AT: Can you give us an idea of the types of projects you’ll be focusing on and how you can use your experiences to their benefit?

KK: In general terms, both Royal Schiphol Group and Oaktree are strong believers in the partnership approach and, therefore, our focus will be on opportunities where our knowledge and experience can deliver additional value, together with potential US airports.

We plan to remain focused on those opportunities that present a win-win for all parties and provide us with a reasonable amount of influence on the outcomes and quality of service delivery for the airport. We will focus on airports that we believe have a good chance of meeting our partnership objectives.

AT: What role do you see public-private partnerships playing in the North American aviation (airports) sector?

KK: Throughout the world, airport privatisation has been very successful, promoting much-needed investment in infrastructure, creating jobs, improving safety, [enabling] innovation and playing a key role in regional development.
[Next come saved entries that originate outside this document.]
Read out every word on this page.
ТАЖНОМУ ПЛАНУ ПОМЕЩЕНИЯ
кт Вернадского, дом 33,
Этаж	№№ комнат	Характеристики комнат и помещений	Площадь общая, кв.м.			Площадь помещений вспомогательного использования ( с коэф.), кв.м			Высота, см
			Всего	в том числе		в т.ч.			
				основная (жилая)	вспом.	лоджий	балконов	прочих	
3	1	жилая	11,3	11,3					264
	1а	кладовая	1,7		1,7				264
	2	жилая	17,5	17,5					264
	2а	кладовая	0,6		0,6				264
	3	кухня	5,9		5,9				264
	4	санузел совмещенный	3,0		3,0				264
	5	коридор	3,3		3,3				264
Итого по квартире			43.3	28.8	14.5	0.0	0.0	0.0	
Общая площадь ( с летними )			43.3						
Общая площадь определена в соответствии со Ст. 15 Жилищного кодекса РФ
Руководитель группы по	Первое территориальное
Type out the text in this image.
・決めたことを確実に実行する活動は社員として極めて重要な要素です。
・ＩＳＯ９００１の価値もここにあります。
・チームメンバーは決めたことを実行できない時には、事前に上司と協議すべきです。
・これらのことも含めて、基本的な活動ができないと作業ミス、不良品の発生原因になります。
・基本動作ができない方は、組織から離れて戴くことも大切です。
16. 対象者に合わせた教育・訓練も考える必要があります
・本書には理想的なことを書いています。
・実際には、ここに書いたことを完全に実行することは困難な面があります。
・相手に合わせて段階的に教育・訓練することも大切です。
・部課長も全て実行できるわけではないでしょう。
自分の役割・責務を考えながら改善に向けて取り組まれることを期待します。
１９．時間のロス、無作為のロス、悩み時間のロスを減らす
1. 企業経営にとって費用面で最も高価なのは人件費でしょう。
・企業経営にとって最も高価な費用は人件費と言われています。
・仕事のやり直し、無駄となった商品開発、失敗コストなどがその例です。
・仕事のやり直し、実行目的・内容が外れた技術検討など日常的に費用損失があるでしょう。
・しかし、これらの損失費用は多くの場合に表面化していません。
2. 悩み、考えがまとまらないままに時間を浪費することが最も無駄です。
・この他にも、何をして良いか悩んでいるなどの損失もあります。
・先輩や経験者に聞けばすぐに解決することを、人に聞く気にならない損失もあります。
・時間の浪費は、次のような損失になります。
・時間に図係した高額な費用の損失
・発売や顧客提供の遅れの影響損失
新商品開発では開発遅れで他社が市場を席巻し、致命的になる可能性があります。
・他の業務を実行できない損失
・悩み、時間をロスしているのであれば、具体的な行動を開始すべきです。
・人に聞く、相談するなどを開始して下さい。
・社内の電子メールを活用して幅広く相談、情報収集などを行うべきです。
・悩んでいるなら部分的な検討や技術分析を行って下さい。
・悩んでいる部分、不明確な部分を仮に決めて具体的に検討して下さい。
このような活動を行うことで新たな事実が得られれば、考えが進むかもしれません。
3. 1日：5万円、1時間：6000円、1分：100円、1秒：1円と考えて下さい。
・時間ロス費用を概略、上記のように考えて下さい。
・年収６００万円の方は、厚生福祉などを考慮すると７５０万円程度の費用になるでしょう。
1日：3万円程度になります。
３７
As US airports face increasing pressure on revenues, shortfalls in revenues to the Airport and Airway Trust Fund, uncertainty on the scope and size of federal stimulus funds and a continued urgent need for infrastructure investment, the opportunities for private airport investment may soon be approaching.

Realising that any new US airport public-private partnership will require very forward-thinking and strategic-minded airport decision-makers to forge the path ahead.

AT: What areas of investment and innovation do you believe can be tapped into through your alliance?

KK: The Royal Schiphol Group is known for its innovation. Many innovations in the field of customer experience, efficient operations, sustainability and commercial development have been developed and tested at airports within the Royal Schiphol Group.

All the innovations, including related experience and knowledge, are available to the airports within the group and can be utilised for creating added value for the partnership.

AT: What are the challenges for airports today and how should they be addressed?

KK: Airports around the world are facing multiple challenges. The focus between individual airports might be slightly different but we are all facing similar challenges of which the impact of the pandemic on the business and sustainable development are currently important ones.

We believe that the answer to these challenges lies in working together, utilising each other’s strengths and learning from each other. That is the reason why we believe in the partnership approach and are proud to form this unique partnership between Royal Schiphol Group and Oaktree.